Building a News Empire

CNN went on the air just as American viewers were shifting from broadcast to cable, and the network became essential viewing during moments of global crisis — none more so than the Gulf War in 1991, when its live satellite coverage made it the go-to source for millions watching history unfold in real time. Turner quickly expanded the CNN brand, adding CNN2 (later HLN) in 1982 and CNN International in 1985, taking his all-news format to a worldwide audience. He also launched TNT in 1988, following a typically audacious move: purchasing MGM’s library of more than 4,000 films. That acquisition did stir controversy — Turner’s decision to colorize classic black-and-white films, including Casablanca, drew howls of protest from filmmakers and critics alike.
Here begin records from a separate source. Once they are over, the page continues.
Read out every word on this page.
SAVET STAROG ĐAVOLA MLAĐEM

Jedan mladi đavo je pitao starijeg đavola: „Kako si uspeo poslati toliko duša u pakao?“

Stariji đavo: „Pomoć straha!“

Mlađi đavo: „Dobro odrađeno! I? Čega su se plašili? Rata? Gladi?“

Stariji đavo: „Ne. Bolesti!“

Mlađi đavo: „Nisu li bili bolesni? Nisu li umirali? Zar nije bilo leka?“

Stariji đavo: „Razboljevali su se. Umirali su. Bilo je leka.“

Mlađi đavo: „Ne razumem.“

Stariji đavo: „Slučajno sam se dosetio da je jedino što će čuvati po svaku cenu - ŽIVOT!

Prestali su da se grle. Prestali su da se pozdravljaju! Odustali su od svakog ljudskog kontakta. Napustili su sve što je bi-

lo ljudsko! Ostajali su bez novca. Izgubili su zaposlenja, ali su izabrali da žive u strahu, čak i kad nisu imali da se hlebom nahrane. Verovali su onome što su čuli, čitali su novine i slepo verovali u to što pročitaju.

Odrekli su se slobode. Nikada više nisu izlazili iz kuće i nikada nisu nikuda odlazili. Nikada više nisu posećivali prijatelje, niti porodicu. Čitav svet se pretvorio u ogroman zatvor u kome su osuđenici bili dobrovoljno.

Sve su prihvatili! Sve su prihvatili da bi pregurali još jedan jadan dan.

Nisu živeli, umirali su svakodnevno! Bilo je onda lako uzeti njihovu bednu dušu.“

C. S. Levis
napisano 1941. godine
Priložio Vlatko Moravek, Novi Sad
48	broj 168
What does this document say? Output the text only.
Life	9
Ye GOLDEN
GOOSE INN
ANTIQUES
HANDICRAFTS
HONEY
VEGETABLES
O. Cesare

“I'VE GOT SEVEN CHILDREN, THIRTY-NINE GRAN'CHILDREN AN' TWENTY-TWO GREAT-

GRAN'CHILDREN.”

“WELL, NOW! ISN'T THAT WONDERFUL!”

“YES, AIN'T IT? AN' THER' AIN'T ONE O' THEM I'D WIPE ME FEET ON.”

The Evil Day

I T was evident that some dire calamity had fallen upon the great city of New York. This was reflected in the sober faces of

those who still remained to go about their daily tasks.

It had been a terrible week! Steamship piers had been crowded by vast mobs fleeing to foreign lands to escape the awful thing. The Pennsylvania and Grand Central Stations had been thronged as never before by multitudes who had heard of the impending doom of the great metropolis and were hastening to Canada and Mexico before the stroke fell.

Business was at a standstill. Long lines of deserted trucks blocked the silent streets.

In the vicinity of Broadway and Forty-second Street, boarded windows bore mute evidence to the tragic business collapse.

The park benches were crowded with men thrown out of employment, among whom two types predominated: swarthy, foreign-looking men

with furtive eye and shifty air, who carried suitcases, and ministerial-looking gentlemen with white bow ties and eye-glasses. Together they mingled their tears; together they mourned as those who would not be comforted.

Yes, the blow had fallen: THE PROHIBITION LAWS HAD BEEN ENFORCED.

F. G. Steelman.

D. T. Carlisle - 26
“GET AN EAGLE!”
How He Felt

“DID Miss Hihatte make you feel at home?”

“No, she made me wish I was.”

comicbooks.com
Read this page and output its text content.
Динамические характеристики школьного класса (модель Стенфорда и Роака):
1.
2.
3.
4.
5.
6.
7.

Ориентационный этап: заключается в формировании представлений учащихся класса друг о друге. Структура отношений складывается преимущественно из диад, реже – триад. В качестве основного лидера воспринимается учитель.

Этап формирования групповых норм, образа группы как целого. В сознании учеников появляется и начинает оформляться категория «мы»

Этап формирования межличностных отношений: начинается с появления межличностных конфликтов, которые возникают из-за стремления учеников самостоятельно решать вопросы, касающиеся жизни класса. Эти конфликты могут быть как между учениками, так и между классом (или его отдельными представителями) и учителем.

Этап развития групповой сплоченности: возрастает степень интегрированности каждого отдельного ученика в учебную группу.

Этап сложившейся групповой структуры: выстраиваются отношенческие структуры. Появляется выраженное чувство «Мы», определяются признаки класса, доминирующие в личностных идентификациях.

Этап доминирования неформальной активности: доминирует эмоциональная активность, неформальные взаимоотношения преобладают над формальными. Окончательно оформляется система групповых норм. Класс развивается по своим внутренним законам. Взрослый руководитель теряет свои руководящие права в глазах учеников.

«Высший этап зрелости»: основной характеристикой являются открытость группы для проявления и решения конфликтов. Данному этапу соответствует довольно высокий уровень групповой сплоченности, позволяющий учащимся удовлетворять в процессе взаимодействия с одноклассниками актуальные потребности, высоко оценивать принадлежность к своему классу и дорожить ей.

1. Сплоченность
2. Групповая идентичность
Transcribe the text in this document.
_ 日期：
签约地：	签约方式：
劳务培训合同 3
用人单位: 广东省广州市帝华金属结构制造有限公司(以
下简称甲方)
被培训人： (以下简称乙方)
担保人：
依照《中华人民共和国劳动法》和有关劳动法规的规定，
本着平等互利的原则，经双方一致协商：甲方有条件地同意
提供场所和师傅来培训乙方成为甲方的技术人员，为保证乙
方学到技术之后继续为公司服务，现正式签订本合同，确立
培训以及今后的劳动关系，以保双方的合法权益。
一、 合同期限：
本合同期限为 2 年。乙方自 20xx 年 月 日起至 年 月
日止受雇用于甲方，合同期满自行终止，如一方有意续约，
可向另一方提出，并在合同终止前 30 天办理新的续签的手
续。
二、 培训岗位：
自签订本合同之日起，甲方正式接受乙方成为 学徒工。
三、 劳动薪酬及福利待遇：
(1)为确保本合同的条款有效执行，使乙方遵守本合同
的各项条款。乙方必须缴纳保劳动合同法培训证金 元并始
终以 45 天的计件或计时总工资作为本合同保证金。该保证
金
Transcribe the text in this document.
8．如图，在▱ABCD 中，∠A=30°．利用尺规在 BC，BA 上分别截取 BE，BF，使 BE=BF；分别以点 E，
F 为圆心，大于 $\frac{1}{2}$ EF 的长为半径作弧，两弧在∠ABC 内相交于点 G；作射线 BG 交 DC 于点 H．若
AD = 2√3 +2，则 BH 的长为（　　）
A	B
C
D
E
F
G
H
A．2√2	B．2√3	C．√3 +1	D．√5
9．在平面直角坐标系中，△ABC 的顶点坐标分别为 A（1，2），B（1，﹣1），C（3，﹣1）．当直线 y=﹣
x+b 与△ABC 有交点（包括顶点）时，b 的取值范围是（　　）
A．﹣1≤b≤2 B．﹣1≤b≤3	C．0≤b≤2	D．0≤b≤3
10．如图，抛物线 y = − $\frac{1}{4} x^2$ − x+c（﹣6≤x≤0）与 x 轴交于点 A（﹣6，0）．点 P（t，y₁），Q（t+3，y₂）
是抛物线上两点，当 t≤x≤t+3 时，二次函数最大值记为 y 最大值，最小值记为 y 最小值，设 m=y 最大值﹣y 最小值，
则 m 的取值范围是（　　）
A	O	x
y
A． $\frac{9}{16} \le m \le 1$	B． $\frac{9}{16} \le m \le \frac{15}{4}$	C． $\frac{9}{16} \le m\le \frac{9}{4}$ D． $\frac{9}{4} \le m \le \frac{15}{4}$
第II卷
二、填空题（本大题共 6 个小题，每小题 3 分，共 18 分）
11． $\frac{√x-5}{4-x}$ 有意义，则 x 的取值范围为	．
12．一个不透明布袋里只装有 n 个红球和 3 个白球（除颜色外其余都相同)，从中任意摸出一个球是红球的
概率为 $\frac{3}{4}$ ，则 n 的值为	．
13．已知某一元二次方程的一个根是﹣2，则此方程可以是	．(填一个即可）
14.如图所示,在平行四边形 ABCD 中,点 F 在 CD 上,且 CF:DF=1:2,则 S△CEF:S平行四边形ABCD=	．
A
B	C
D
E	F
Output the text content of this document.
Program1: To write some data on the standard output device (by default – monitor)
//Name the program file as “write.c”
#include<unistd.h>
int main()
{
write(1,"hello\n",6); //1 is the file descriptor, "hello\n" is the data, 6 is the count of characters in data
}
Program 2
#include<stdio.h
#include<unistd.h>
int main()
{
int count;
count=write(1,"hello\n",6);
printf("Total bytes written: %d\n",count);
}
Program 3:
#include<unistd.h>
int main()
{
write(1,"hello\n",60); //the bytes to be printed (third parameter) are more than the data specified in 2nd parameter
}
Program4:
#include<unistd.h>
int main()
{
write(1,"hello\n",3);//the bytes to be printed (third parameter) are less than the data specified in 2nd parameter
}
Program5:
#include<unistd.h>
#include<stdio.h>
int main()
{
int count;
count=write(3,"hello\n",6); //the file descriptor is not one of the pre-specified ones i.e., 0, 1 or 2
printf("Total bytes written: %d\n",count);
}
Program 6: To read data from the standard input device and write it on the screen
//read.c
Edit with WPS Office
He eventually stepped back from the practice, but it illustrated a defining quality: he was never afraid to provoke.


The Man Behind the Mogul

Away from the television screen, Turner led a life of extraordinary scope. He was the largest private landowner in the United States until 2011, owning roughly two million acres including 16 ranches in the American West and three in Argentina. His bison herd — some 51,000 animals — was the largest private herd in the world. His passion for bison conservation extended to the restaurant industry, where he founded Ted’s Montana Grill to champion bison as a sustainable alternative to beef. Turner was married three times, most famously to actress Jane Fonda from 1991 to 2001. He is survived by five children, 14 grandchildren, and two great-grandchildren.


A Legacy of Giving

His philanthropic legacy is equally remarkable. In 1997, he pledged $1 billion to create the United Nations Foundation, at the time one of the largest charitable gifts in American history. He co-founded the Nuclear Threat Initiative to help secure loose nuclear weapons in the former Soviet republics. He committed himself passionately to environmental causes, even producing the animated series Captain Planet and the Planeteers to reach younger generations. In 2010, he joined Warren Buffett and Bill Gates in signing the Giving Pledge, committing the majority of his fortune to charity.


The Mouth of the South

His nicknames told the story of a man who never learned to whisper: “The Mouth of the South.” “Captain Outrageous.” He was called “the Alexander the Great of broadcasting,” and it is hard to argue with the comparison. CNN alone inspired the entire ecosystem of 24-hour news that now shapes how billions of people understand the world — for better or worse, a fact Turner himself wrestled with in his later years.

Wolf Blitzer, who announced Turner’s death on CNN Wednesday morning, put it simply: “We’re all here doing this because of Ted.” That may be the most fitting eulogy for a man who, more than almost anyone of his era, changed what it means to turn on the TV.